The Birth of Venus by Sandro Botticelli (1486)
The mythology of Venus, by the way, is a great story. The Greek poet Hesiod (c. 700 BCE) wrote in the Theogeny the following story about how Chronos lopped off the penis of his father Uranus and tossed it into the sea. From there was born the goddess Aphrodite (the Greeks earlier name for Venus).
Then the son from his ambush stretched forth his left hand and in his right took the great long sickle with jagged teeth, and swiftly lopped off his own father's members and cast them away to fall behind him... And so soon as he had cut off the members with flint and cast them from the land into the surging sea, they were swept away over the main a long time: and a white foam spread around them from the immortal flesh, and in it there grew a maiden. First she drew near holy Cythera, and from there, afterwards, she came to sea-girt Cyprus, and came forth an awful and lovely goddess, and grass grew up about her beneath her shapely feet. Her gods and men call Aphrodite, and the foam-born goddess...
Venus was blown to shore on a scallop shell by the god of the winds, Zephyr, who is embracing the breeze Aura shown on the left side of the painting. Walking ashore, she was recognized as the most beautiful of women and all men desired her as their wife. She was the goddess of love and feminine beauty.
By the way, here's even more trivia, the pose shown by the goddess here, with her hands covering herself, is referred to in art as the "Venus pudica" where "pudica" is derived from the Latin pudendus which means "which is to be ashamed of" and, of course, the external female genitalia (which is nothing to be ashamed of, but people have always had hang-ups about such things).
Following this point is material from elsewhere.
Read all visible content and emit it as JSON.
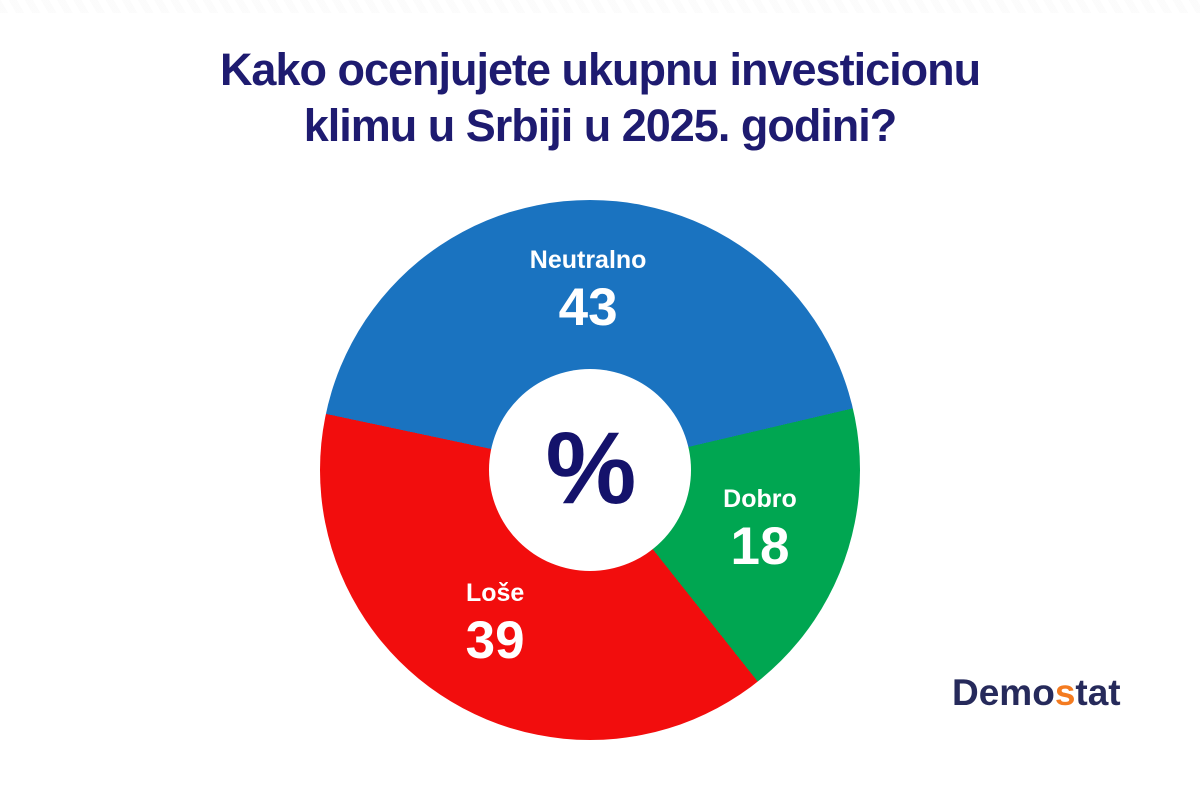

The Greek name Aphrodite likely derives from the Greek word ἀφρός (aphrós) for "foam" recalling the circumstances of her watery birth.
The Birth of Venus by William-Adolphe Bouguereau (1879) & the featureless planet
Not too much in common...
Not too much in common...
So, how did she become associated with the planet? Even more strangely, the ancient Akkadians, Assyrians, and Babylonians had a goddess of love and beauty as well whom they called Ishtar. Guess what? She also was considered the personification of the planet Venus.
Ishtar (c. 1800 BCE) - British Museum
So, imagine yourself back in ancient Mesopotamia thousands of years ago. Dark desert skies, no light pollution, and little to do after dark provide excellent conditions for skywatching. A very bright "star" appears in the evening sky for a few months, disappears, and then appears in the morning sky. Over and over again. You know it's special, not like all of the other fixed stars. With years of observation, you can start to predict its appearances and disappearances. Why identify this with a beautiful female diety?
Nobody knows for sure. One speculation that I like is that it simply is beautiful. Venus is the brightest object in the sky other than the Sun and Moon. On a clear dark night, it shines brightly and dazzles the eye - much as a strikingly beautiful woman. Why not?
In any case, pop outside some evening this week around dinner time, gaze to the southwest, and find Venus. It's unmistakable - nothing else will be as bright. Feast on her beautiful visage for a few moments before the cold December air forces you back into your warm house.